Attention for image classification

for an input image of size, 3x28x28

inp = torch.randn(1, 3, 28, 28)
x = nn.MultiheadAttention(28, 2)
x(inp[0], torch.randn(28, 28), torch.randn(28, 28))[0].shape


torch.Size([3, 28, 28])


x(inp[0], torch.randn(28, 28), torch.randn(28, 28))[1].shape


torch.Size([28, 3, 1])

what is the correct way of using MultiHeadAttention for images?

does this multiheadattention work something liike paying attention only on a part of image?

I think this function is for the sequence models, and not for image classification. Based on the paper Attention is all you need.

but attention is applicable to images also, like here,

is nn.MultiheadAttention applicable for images?

I want neural network to focus on part of image, I think attention is doing something similar with text, focusing on some part of text.

But nn.MultiheadAttention the is just for sequence models.

I guess you meant some techniques to apply attention to convolution networks.

Attention is like a new wave for convnets.
You can do it either by changing the architecture or changing the loss function or both.

The problem with convolution is that it has local receptive field.
Opposite to that fc layers have the global receptive field. So the idea to combine that using SE blocks is here.

Also, there is an idea to concat convolution and attentional featuremaps here.

Same ideas but for GAN, you can find in SAGAN.

But these papers I think haven’t been implemented in PyTorch yet. It may take about few months for the good paper to be inside the PyTorch.

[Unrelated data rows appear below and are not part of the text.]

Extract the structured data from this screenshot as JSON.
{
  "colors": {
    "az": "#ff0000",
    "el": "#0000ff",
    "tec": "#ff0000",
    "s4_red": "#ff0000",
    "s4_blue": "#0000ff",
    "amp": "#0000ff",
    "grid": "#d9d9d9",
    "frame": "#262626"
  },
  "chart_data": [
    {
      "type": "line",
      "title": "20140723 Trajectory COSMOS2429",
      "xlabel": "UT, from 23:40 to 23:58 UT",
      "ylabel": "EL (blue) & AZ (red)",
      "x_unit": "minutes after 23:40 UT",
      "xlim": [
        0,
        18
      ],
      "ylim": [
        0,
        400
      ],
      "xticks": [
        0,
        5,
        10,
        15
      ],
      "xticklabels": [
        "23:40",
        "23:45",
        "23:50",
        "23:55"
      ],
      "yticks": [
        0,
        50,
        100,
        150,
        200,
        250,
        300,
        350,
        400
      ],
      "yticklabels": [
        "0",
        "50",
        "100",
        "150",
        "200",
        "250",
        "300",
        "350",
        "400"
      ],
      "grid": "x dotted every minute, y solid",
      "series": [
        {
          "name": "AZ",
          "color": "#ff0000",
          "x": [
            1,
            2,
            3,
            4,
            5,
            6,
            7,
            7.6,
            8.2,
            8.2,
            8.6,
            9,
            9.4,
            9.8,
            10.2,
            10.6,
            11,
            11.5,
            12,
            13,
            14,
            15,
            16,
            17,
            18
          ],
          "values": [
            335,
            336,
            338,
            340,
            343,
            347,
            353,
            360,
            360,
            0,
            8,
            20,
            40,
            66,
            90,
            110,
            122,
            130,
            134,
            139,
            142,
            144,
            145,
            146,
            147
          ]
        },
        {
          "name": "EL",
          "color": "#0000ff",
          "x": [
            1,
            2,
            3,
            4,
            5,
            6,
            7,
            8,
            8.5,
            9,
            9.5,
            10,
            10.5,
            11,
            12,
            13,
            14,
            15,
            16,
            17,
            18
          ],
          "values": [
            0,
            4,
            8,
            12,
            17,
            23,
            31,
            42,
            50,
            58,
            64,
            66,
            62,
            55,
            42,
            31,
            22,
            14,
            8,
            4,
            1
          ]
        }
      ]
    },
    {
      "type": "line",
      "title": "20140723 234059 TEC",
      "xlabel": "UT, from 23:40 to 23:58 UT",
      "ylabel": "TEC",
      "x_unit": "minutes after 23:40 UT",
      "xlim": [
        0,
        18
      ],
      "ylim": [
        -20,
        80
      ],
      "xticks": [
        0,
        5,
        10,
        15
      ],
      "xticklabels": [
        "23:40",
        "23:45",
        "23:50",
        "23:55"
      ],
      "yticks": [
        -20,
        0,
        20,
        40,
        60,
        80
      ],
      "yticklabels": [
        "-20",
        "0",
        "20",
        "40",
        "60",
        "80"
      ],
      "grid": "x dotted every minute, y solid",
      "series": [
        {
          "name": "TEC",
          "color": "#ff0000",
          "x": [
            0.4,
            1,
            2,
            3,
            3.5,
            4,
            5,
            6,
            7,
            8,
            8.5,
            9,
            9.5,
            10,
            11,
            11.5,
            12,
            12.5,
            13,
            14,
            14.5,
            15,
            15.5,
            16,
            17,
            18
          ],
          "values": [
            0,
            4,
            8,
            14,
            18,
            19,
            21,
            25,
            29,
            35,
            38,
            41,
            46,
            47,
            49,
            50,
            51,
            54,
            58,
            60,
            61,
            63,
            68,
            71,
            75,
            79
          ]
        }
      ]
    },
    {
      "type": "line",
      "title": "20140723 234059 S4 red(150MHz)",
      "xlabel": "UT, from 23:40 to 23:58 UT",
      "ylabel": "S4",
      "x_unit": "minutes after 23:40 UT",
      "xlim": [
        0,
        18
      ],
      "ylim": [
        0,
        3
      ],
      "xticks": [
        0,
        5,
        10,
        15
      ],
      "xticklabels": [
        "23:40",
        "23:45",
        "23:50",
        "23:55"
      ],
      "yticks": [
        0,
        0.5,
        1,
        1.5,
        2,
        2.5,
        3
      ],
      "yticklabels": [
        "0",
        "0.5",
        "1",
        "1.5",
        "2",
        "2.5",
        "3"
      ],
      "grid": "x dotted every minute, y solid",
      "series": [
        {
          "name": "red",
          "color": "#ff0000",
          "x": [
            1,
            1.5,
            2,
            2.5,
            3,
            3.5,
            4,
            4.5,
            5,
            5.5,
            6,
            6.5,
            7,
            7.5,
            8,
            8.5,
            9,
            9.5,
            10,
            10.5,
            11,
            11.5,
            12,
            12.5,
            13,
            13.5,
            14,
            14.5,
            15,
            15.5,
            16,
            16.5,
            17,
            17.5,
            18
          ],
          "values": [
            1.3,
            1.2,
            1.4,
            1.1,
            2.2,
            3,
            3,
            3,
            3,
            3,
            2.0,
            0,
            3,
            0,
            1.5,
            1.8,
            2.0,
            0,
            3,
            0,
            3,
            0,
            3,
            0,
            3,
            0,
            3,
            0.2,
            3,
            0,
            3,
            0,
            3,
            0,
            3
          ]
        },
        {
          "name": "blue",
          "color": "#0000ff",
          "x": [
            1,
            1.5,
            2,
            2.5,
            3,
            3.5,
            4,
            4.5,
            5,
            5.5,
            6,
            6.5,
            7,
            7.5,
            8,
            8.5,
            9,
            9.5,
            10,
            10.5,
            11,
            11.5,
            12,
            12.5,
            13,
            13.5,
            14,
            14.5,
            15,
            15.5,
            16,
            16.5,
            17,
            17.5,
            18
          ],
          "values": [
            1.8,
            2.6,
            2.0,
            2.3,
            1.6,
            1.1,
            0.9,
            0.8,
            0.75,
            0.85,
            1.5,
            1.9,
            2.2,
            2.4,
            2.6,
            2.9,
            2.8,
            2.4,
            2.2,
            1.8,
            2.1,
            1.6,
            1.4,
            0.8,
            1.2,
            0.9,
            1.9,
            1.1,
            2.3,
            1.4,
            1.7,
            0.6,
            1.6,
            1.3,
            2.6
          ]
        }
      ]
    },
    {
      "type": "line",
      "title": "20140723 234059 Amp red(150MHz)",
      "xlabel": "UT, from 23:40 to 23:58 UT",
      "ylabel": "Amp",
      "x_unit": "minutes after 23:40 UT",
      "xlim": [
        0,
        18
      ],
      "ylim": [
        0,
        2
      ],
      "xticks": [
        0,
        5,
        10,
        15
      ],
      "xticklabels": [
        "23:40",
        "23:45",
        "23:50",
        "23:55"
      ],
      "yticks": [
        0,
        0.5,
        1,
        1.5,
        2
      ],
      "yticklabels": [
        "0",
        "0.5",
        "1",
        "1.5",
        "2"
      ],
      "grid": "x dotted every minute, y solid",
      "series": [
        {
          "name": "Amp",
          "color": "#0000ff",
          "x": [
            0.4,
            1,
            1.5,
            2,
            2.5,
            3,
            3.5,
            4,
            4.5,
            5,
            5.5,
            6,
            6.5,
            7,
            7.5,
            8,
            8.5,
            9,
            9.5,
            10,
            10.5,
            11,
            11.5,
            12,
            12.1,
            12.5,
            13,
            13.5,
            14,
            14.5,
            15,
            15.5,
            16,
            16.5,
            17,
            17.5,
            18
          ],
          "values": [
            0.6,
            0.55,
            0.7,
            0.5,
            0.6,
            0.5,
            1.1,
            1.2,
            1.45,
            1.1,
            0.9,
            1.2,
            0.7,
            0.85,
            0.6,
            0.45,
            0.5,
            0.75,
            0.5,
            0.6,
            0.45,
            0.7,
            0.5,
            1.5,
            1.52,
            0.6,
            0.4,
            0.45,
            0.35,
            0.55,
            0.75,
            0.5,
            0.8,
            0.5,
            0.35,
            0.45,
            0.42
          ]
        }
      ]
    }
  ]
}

This paper can also be useful, depending on what you are trying to do.


What is dv, dk here?

We now formally describe our proposed Attention Augmentation method.
We use the following naming conventions: H, W and Fin refer to the height, 
width and number
of input filters of an activation map. Nh, dv and dk respectively refer the 
number of heads, the depth of values and the
depth of queries and keys in multihead-attention (MHA).
We further assume that Nh divides dv and dk evenly and
denote dhv and dhk the depth of values and queries/keys per
attention head.

if I do nn.MultiheadAttention(28, 2), then Nh = 2, but, dv, dk, dhv, dhk = ???

If I want to transform an image to another image, then

transformer_model = nn.Transformer(img_size, n_heads)
transformer_model(source_image, target_image)

is this the correct way to use nn.Transformer for images?

Were you able to figure out how to use MHA for images? Would appreciate pointers if you have!